Naheliegend ist, dass eine dynastische Eheverbindung allein nicht ausreichte, um stabile politische Beziehungen zweier fürstlicher Häuser zu begründen; diese wurden erst durch das fortwährende Interagieren entlang alter und neuer verwandtschaftlicher Beziehungen geschmiedet. Aber wie entwickelten sich derartige Allianzen auf längere Sicht – was passierte im Alltag solcher Beziehungen jenseits des Kulminationspunktes der Eheschließung? Wer partizipierte daran, welche Themen und Schwerpunkte lassen sich in der innerdynastischen Kommunikation festhalten? Welche Umstände beförderten das Potential einer dynastischen Verbindung, welche verhinderten seine Umsetzung? Ausgangspunkt für die Beantwortung dieser und ähnlicher Fragen ist ein bislang kaum bekannter und nicht genutzter Quellenbestand: die eigenhändige Korrespondenz zwischen Kaiserin Eleonora Magdalena von Pfalz-Neuburg und ihrem Vater Philipp Wilhelm (seit 1685 Kurfürst von der Pfalz) bzw. ihrem ältesten Bruder Johann Wilhelm von Pfalz-Neuburg (seit 1690 Kurfürst). Die Korrespondenz erstreckt sich über die Jahre 1677 bis 1716 und umfasst 5.300 Seiten bzw. fast 2.000 Briefe. Damit bietet der Bestand die für das Haus Habsburg in der Frühen Neuzeit einmalige, für das Heilige Römische Reich seltene Gelegenheit, dem dynastischen Agieren einer hochrangigen Fürstin zwischen ihren Familien intensiv nachzugehen.

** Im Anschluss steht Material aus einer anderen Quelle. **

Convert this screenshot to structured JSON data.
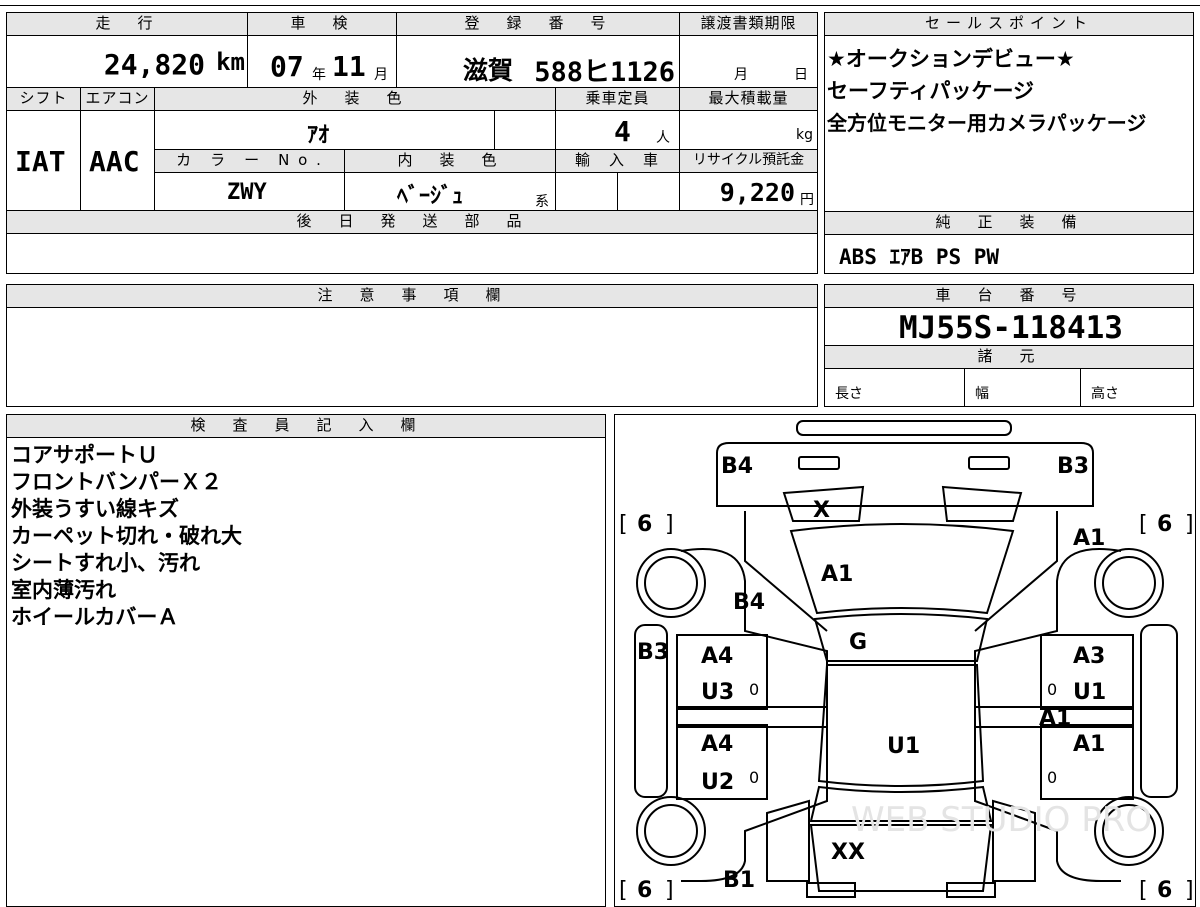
{
  "main_table": {
    "h_mileage": "走　行",
    "h_shaken": "車　検",
    "h_reg": "登　録　番　号",
    "h_transfer": "譲渡書類期限",
    "mileage": "24,820",
    "mileage_unit": "km",
    "shaken_year": "07",
    "shaken_year_unit": "年",
    "shaken_month": "11",
    "shaken_month_unit": "月",
    "reg_region": "滋賀",
    "reg_number": "588ヒ1126",
    "transfer_month": "月",
    "transfer_day": "日",
    "h_shift": "シフト",
    "h_aircon": "エアコン",
    "h_exterior": "外　装　色",
    "h_capacity": "乗車定員",
    "h_maxload": "最大積載量",
    "shift": "IAT",
    "aircon": "AAC",
    "exterior_color": "ｱｵ",
    "capacity": "4",
    "capacity_unit": "人",
    "maxload_unit": "kg",
    "h_colorno": "カ　ラ　ー　N o .",
    "h_interior": "内　装　色",
    "h_import": "輸　入　車",
    "h_recycle": "リサイクル預託金",
    "color_no": "ZWY",
    "interior_color": "ﾍﾞｰｼﾞｭ",
    "interior_suffix": "系",
    "recycle": "9,220",
    "recycle_unit": "円",
    "h_later_parts": "後　日　発　送　部　品"
  },
  "sales_points": {
    "header": "セールスポイント",
    "lines": [
      "★オークションデビュー★",
      "セーフティパッケージ",
      "全方位モニター用カメラパッケージ"
    ]
  },
  "genuine_equipment": {
    "header": "純　正　装　備",
    "items": "ABS ｴｱB PS PW"
  },
  "notes": {
    "header": "注　意　事　項　欄"
  },
  "chassis": {
    "header": "車　台　番　号",
    "number": "MJ55S-118413",
    "specs_header": "諸　元",
    "length": "長さ",
    "width": "幅",
    "height": "高さ"
  },
  "inspector": {
    "header": "検　査　員　記　入　欄",
    "lines": [
      "コアサポートＵ",
      "フロントバンパーＸ２",
      "外装うすい線キズ",
      "カーペット切れ・破れ大",
      "シートすれ小、汚れ",
      "室内薄汚れ",
      "ホイールカバーＡ"
    ]
  },
  "diagram": {
    "marks": {
      "b4_top": "B4",
      "b3_top": "B3",
      "x_windshield": "X",
      "a1_hood": "A1",
      "b4_fender": "B4",
      "a1_front_right": "A1",
      "g_windshield": "G",
      "b3_left": "B3",
      "a4_front_left_door": "A4",
      "u3": "U3",
      "a3_front_right_door": "A3",
      "u1_right": "U1",
      "a1_middle": "A1",
      "a4_rear_left_door": "A4",
      "u2": "U2",
      "a1_rear_right": "A1",
      "u1_roof": "U1",
      "xx_rear": "XX",
      "b1_rear": "B1"
    },
    "tire_labels": [
      "6",
      "6",
      "6",
      "6"
    ],
    "zero_marks": [
      "0",
      "0",
      "0",
      "0"
    ],
    "watermark": "WEB STUDIO PRO"
  }
}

Die Ermittlung dieser Überlieferung, die sich hauptsächlich in den Beständen des Bayerischen Hauptstaatsarchives München befindet, war Ausgangspunkt für die Beantragung eines Forschungsprojektes. Dieses wird von September 2021 bis Ende 2024 gefördert durch den Fonds zur Förderung der wissenschaftlichen Forschung und ist angesiedelt am Institut für die Erforschung der Habsburgermonarchie und des Balkanraumes der Österreichischen Akademie der Wissenschaften. Zentral für die Beantwortung der genannten Fragen war es zunächst, die umfangreiche und nur ansatzweise chronologisch geordnete Überlieferung über Transkription und systematische Erschließung überhaupt verfügbar zu machen. Geplant war dabei von Anfang an, gleichzeitig das Material in Bild und Transkription für alle Interessierten digital verfügbar und durch Abfragetools durchsuchbar zu machen. Angesichts der Zahl der Briefe und der Limitierung durch die begrenzte Laufzeit unseres Projektes ist allerdings ein schrittweises Vorgehen erforderlich: Derzeit im Volltext verfügbar sind die eigenhändigen Briefe der Kaiserin an Vater und Bruder; deren Antwortbriefe dagegen werden als Digitalisat angeboten und sind nur durch Kurzregesten erschlossen. Wir haben darüber hinaus gesicherte Metadaten für alle Schriftstücke erstellt, wodurch eine chronologische Reihenfolge und damit der Ablauf der Korrespondenzen ebenso erschlossen ist wie die Zuordnung von Beilagen und flankierender Überlieferung. Diese findet sich allerdings nur in geringem Ausmaß in den Faszikeln, in denen der Briefwechsel überliefert ist. Eine vertiefte Erschließung durch die Identifizierung von Orten, Personen und Institutionen, die Erwähnung finden, sowie die inhaltliche Kommentierung konnte bislang nur einen Teil der Briefe geleistet werden. Sie soll in einer zweiten Projektphase deutlich ausgebaut werden.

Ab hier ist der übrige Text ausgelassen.